A condurre l’incontro sono stati Andrea Laurenzi e Guido Albucci, che hanno accompagnato il pubblico nella consegna dei riconoscimenti a professionisti e realtà editoriali. Il primo premio è andato a Romano Salvi, storico giornalista aretino, omaggiato per oltre cinquant’anni di attività tra televisione, carta stampata e web. La sua presenza è stata accompagnata da numerosi colleghi, accorsi per condividere il riconoscimento.
I premi ai professionisti
Tra i premiati anche Francesco Repice, voce del giornalismo sportivo italiano, riconosciuto per il contributo dato alla radiocronaca e al racconto dello sport. Impegnato allo stadio Meazza per la partita Inter-Napoli, Repice ha affidato il proprio intervento a una riflessione sul ruolo della voce e della comunicazione. A rappresentare i cinquant’anni de la Repubblica è stato Gianluca Monastra, vicecaporedattore di Repubblica Firenze: il riconoscimento ha sottolineato il ruolo della testata nel rapporto con i lettori e nella formazione della coscienza civile.
Il Premio è stato assegnato anche a Padre Enzo Fortunato, per un’attività comunicativa incentrata su dialogo, pace, ambiente, solidarietà e dignità della persona. Karima Moual è stata invece premiata per il giornalismo rivolto al confronto tra culture e identità, con particolare attenzione ai temi dell’immigrazione, dell’integrazione, dell’Islam e del razzismo. A Luca Bottura è stato riconosciuto il valore di una satira capace di interpretare l’attualità attraverso l’ironia, mantenendo attenzione e senso critico verso il potere.
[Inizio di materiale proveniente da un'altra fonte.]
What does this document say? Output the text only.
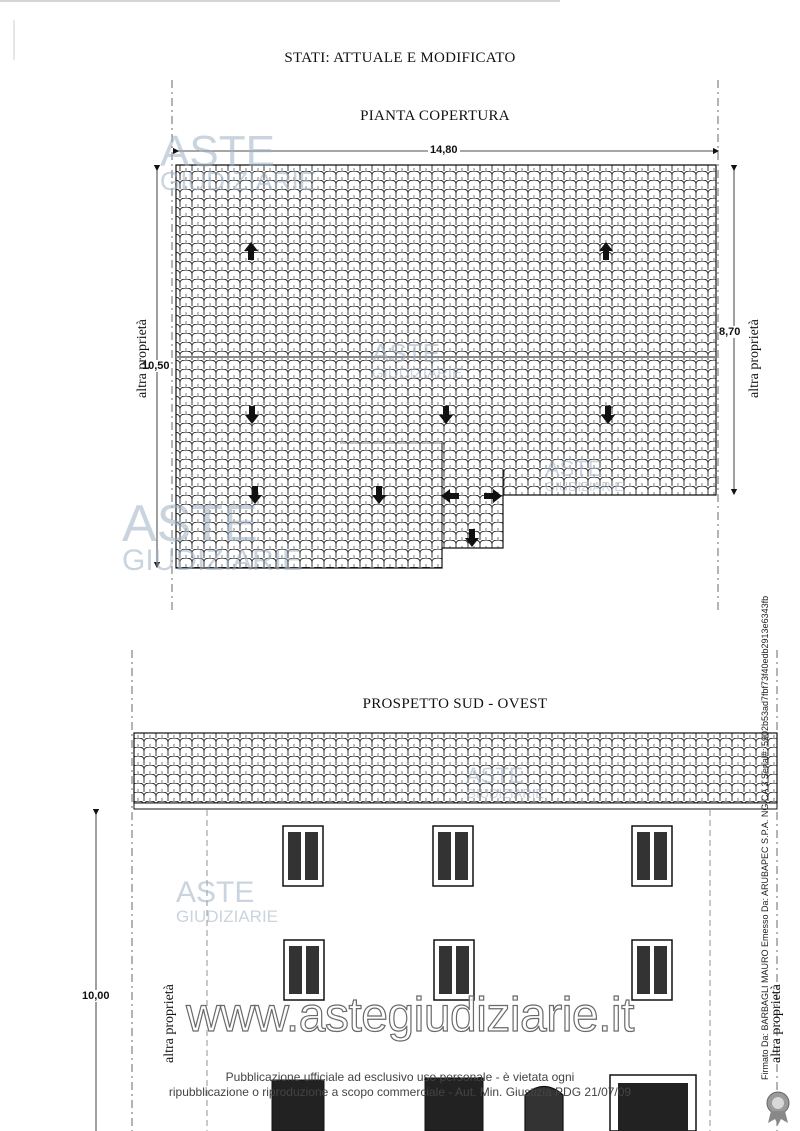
STATI: ATTUALE E MODIFICATO
PIANTA COPERTURA
PROSPETTO SUD - OVEST
14,80
10,50
8,70
10,00
altra proprietà	altra proprietà
altra proprietà	altra proprietà
ASTE
GIUDIZIARIE
ASTE
GIUDIZIARIE
ASTE
GIUDIZIARIE
ASTE
GIUDIZIARIE
ASTE
GIUDIZIARIE
ASTE
GIUDIZIARIE
www.astegiudiziarie.it
Pubblicazione ufficiale ad esclusivo uso personale - è vietata ogni
ripubblicazione o riproduzione a scopo commerciale - Aut. Min. Giustizia PDG 21/07/09
Firmato Da: BARBAGLI MAURO Emesso Da: ARUBAPEC S.P.A. NG CA 3 Serial#: 5902b53ad7fbf73f40edb2913e6343fb
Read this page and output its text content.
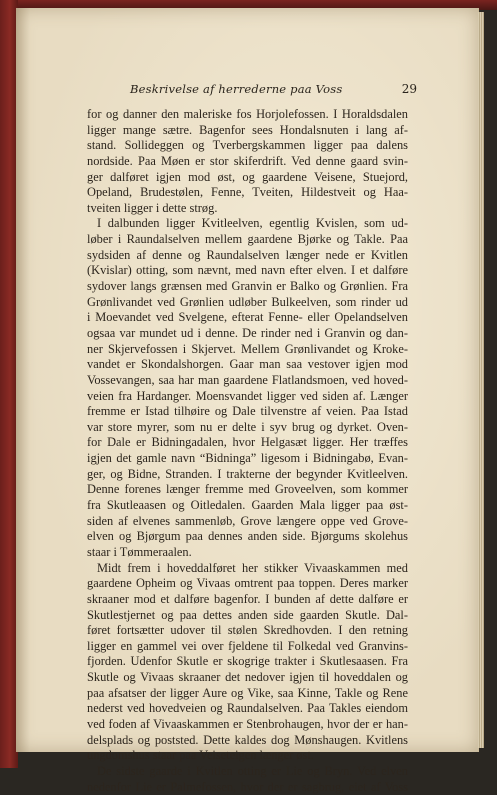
Beskrivelse af herrederne paa Voss	29
for og danner den maleriske fos Horjolefossen. I Horaldsdalen
ligger mange sætre. Bagenfor sees Hondalsnuten i lang af-
stand. Sollideggen og Tverbergskammen ligger paa dalens
nordside. Paa Møen er stor skiferdrift. Ved denne gaard svin-
ger dalføret igjen mod øst, og gaardene Veisene, Stuejord,
Opeland, Brudestølen, Fenne, Tveiten, Hildestveit og Haa-
tveiten ligger i dette strøg.
I dalbunden ligger Kvitleelven, egentlig Kvislen, som ud-
løber i Raundalselven mellem gaardene Bjørke og Takle. Paa
sydsiden af denne og Raundalselven længer nede er Kvitlen
(Kvislar) otting, som nævnt, med navn efter elven. I et dalføre
sydover langs grænsen med Granvin er Balko og Grønlien. Fra
Grønlivandet ved Grønlien udløber Bulkeelven, som rinder ud
i Moevandet ved Svelgene, efterat Fenne- eller Opelandselven
ogsaa var mundet ud i denne. De rinder ned i Granvin og dan-
ner Skjervefossen i Skjervet. Mellem Grønlivandet og Kroke-
vandet er Skondalshorgen. Gaar man saa vestover igjen mod
Vossevangen, saa har man gaardene Flatlandsmoen, ved hoved-
veien fra Hardanger. Moensvandet ligger ved siden af. Længer
fremme er Istad tilhøire og Dale tilvenstre af veien. Paa Istad
var store myrer, som nu er delte i syv brug og dyrket. Oven-
for Dale er Bidningadalen, hvor Helgasæt ligger. Her træffes
igjen det gamle navn “Bidninga” ligesom i Bidningabø, Evan-
ger, og Bidne, Stranden. I trakterne der begynder Kvitleelven.
Denne forenes længer fremme med Groveelven, som kommer
fra Skutleaasen og Oitledalen. Gaarden Mala ligger paa øst-
siden af elvenes sammenløb, Grove længere oppe ved Grove-
elven og Bjørgum paa dennes anden side. Bjørgums skolehus
staar i Tømmeraalen.
Midt frem i hoveddalføret her stikker Vivaaskammen med
gaardene Opheim og Vivaas omtrent paa toppen. Deres marker
skraaner mod et dalføre bagenfor. I bunden af dette dalføre er
Skutlestjernet og paa dettes anden side gaarden Skutle. Dal-
føret fortsætter udover til stølen Skredhovden. I den retning
ligger en gammel vei over fjeldene til Folkedal ved Granvins-
fjorden. Udenfor Skutle er skogrige trakter i Skutlesaasen. Fra
Skutle og Vivaas skraaner det nedover igjen til hoveddalen og
paa afsatser der ligger Aure og Vike, saa Kinne, Takle og Rene
nederst ved hovedveien og Raundalselven. Paa Takles eiendom
ved foden af Vivaaskammen er Stenbrohaugen, hvor der er han-
delsplads og poststed. Dette kaldes dog Mønshaugen. Kvitlens
ungdomshus staar paa Veiseteigen længer øst.
De sidste gaarde i Kvitlen otting er Lie og Bryn. Ved elven
nedenfor Lie er Palmefossen, hvor der er sagbrug, eiet af Voss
Il legame con il territorio
La manifestazione ha dedicato uno spazio anche a due realtà della Valdichiana. Radio Effe, rappresentata dal direttore Paolo Pacielli, ha ricevuto un riconoscimento per i cinquant’anni di attività e per il rapporto quotidiano con il territorio. Premio anche a L’Etruria, storico periodico di Cortona diretto da Vincenzo Lucente, per il ruolo svolto nel racconto della comunità.
Alla cerimonia hanno partecipato i rappresentanti degli enti e delle realtà che sostengono il Premio: la consigliera regionale Roberta Casini, il consigliere della Provincia di Arezzo Paolo Brandi, l’Ordine dei Giornalisti della Toscana, il Corecom Toscana e Unicoop Firenze – sezione Valdichiana Aretina. Presente anche la famiglia di Giancarlo Sbardellati, alla cui memoria, insieme a quella di Enrico Nottolini, è dedicata l’iniziativa.
Il sindaco Jacopo Franci ha evidenziato il radicamento del Premio nella comunità e la capacità di Foiano di ospitare appuntamenti di rilevanza nazionale. La quarta edizione si è conclusa confermando il ruolo della manifestazione come momento di incontro sul futuro della professione giornalistica e sul valore di libertà, competenza e responsabilità civile.